Standard Chartered Bank: Stablecoins May Mitigate the Impact of Fed Rate Cuts on Treasury Tokenization
Fed's Potential Rate Cut Could Dampen Demand for Tokenized Debt, Experts Say
Mars Finance reports that the Federal Reserve is likely to cut interest rates this Wednesday for the first time since 2020, ending the most aggressive monetary policy tightening in decades.
Multiple observers, including Arthur Hayes, Chief Investment Officer and co-founder of BitMEX, have suggested that the upcoming low-interest rate environment could suppress demand for tokenized Treasury bonds or digital representations of U.S. government bonds traded on blockchains.
However, Alexander Deschatres, Head of Sponsor Coverage for Asia at Standard Chartered Bank, believes that stablecoins could mitigate the negative impact on Treasury and money market tokens.
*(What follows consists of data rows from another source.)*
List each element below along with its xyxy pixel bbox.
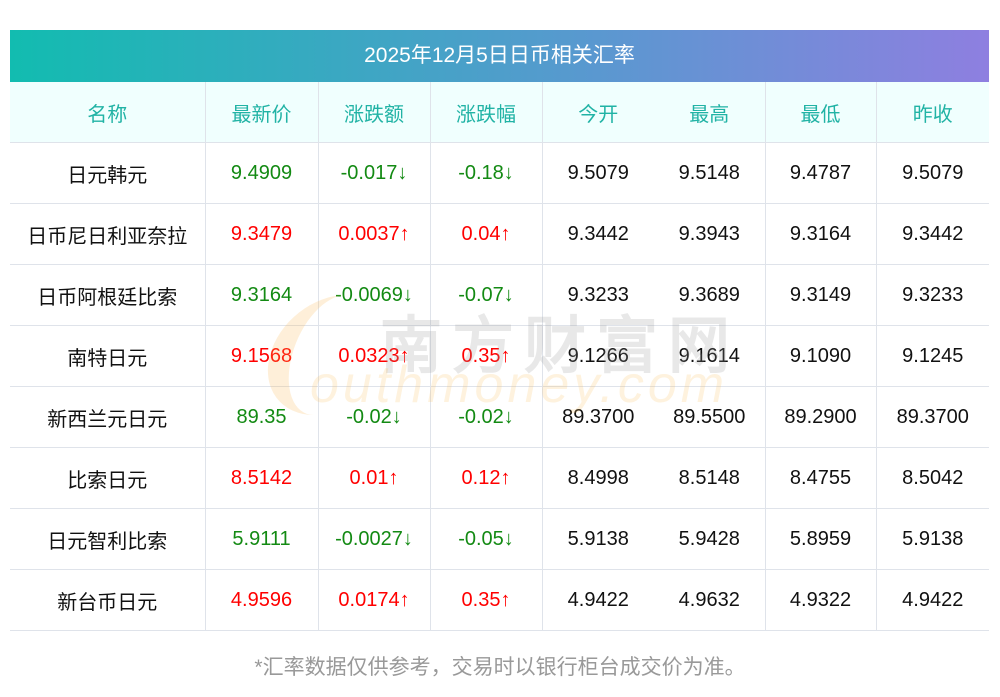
pair-name: 日元韩元	[10, 142, 206, 204]
col-latest: 最新价	[205, 82, 319, 143]
table-row: 日币尼日利亚奈拉 9.3479 0.0037↑ 0.04↑ 9.3442 9.3943 9.…	[10, 203, 989, 265]
latest-price: 9.4909	[205, 142, 319, 204]
open-price: 9.3233	[542, 264, 654, 326]
high-price: 4.9632	[654, 569, 766, 631]
low-price: 9.3164	[765, 203, 877, 265]
high-price: 9.5148	[654, 142, 766, 204]
low-price: 8.4755	[765, 447, 877, 509]
open-price: 8.4998	[542, 447, 654, 509]
open-price: 9.5079	[542, 142, 654, 204]
latest-price: 9.3164	[205, 264, 319, 326]
pair-name: 日币尼日利亚奈拉	[10, 203, 206, 265]
change-percent: -0.02↓	[430, 386, 543, 448]
change-percent: -0.05↓	[430, 508, 543, 570]
pair-name: 比索日元	[10, 447, 206, 509]
high-price: 89.5500	[654, 386, 766, 448]
change-percent: 0.04↑	[430, 203, 543, 265]
prev-close: 9.1245	[876, 325, 989, 387]
col-open: 今开	[542, 82, 654, 143]
high-price: 9.3689	[654, 264, 766, 326]
change-percent: 0.35↑	[430, 569, 543, 631]
table-row: 日币阿根廷比索 9.3164 -0.0069↓ -0.07↓ 9.3233 9.3689 9…	[10, 264, 989, 326]
low-price: 9.3149	[765, 264, 877, 326]
open-price: 9.3442	[542, 203, 654, 265]
col-pct: 涨跌幅	[430, 82, 543, 143]
pair-name: 新台币日元	[10, 569, 206, 631]
pair-name: 日元智利比索	[10, 508, 206, 570]
latest-price: 5.9111	[205, 508, 319, 570]
change-amount: 0.01↑	[318, 447, 431, 509]
table-row: 日元智利比索 5.9111 -0.0027↓ -0.05↓ 5.9138 5.9428 5.…	[10, 508, 989, 570]
col-change: 涨跌额	[318, 82, 431, 143]
low-price: 9.4787	[765, 142, 877, 204]
change-amount: 0.0323↑	[318, 325, 431, 387]
latest-price: 89.35	[205, 386, 319, 448]
change-amount: 0.0037↑	[318, 203, 431, 265]
col-prev: 昨收	[876, 82, 989, 143]
change-amount: -0.017↓	[318, 142, 431, 204]
prev-close: 8.5042	[876, 447, 989, 509]
change-percent: -0.07↓	[430, 264, 543, 326]
low-price: 4.9322	[765, 569, 877, 631]
header-row: 名称 最新价 涨跌额 涨跌幅 今开 最高 最低 昨收	[10, 82, 989, 143]
table-row: 比索日元 8.5142 0.01↑ 0.12↑ 8.4998 8.5148 8.4755 8.…	[10, 447, 989, 509]
change-percent: 0.12↑	[430, 447, 543, 509]
table-row: 日元韩元 9.4909 -0.017↓ -0.18↓ 9.5079 9.5148 9.478…	[10, 142, 989, 204]
change-percent: 0.35↑	[430, 325, 543, 387]
col-low: 最低	[765, 82, 877, 143]
prev-close: 9.5079	[876, 142, 989, 204]
latest-price: 9.3479	[205, 203, 319, 265]
pair-name: 日币阿根廷比索	[10, 264, 206, 326]
table-row: 南特日元 9.1568 0.0323↑ 0.35↑ 9.1266 9.1614 9.1090…	[10, 325, 989, 387]
high-price: 5.9428	[654, 508, 766, 570]
high-price: 9.3943	[654, 203, 766, 265]
open-price: 5.9138	[542, 508, 654, 570]
pair-name: 南特日元	[10, 325, 206, 387]
high-price: 9.1614	[654, 325, 766, 387]
open-price: 89.3700	[542, 386, 654, 448]
latest-price: 8.5142	[205, 447, 319, 509]
exchange-rate-table: 名称 最新价 涨跌额 涨跌幅 今开 最高 最低 昨收 日元韩元 9.4909 -0.…	[10, 82, 989, 631]
table-row: 新西兰元日元 89.35 -0.02↓ -0.02↓ 89.3700 89.5500 89.…	[10, 386, 989, 448]
prev-close: 9.3233	[876, 264, 989, 326]
prev-close: 4.9422	[876, 569, 989, 631]
open-price: 9.1266	[542, 325, 654, 387]
low-price: 5.8959	[765, 508, 877, 570]
prev-close: 5.9138	[876, 508, 989, 570]
open-price: 4.9422	[542, 569, 654, 631]
col-high: 最高	[654, 82, 766, 143]
pair-name: 新西兰元日元	[10, 386, 206, 448]
disclaimer: *汇率数据仅供参考，交易时以银行柜台成交价为准。	[254, 656, 746, 679]
change-amount: -0.0027↓	[318, 508, 431, 570]
high-price: 8.5148	[654, 447, 766, 509]
prev-close: 9.3442	[876, 203, 989, 265]
table-row: 新台币日元 4.9596 0.0174↑ 0.35↑ 4.9422 4.9632 4.932…	[10, 569, 989, 631]
latest-price: 4.9596	[205, 569, 319, 631]
latest-price: 9.1568	[205, 325, 319, 387]
low-price: 89.2900	[765, 386, 877, 448]
low-price: 9.1090	[765, 325, 877, 387]
table-title: 2025年12月5日日币相关汇率	[10, 30, 989, 82]
change-amount: 0.0174↑	[318, 569, 431, 631]
prev-close: 89.3700	[876, 386, 989, 448]
change-percent: -0.18↓	[430, 142, 543, 204]
change-amount: -0.02↓	[318, 386, 431, 448]
col-name: 名称	[10, 82, 206, 143]
change-amount: -0.0069↓	[318, 264, 431, 326]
"The $170 billion stablecoin supply represents a pool of funds potentially convertible into money market tokens and Treasury bond tokens, which could offer a buffer against the negative implications of the Fed's rate cut," Deschatres told CoinDesk during a SC Ventures media event on the sidelines of the Token2049 conference in Singapore. SC Ventures is Standard Chartered Bank's innovation arm.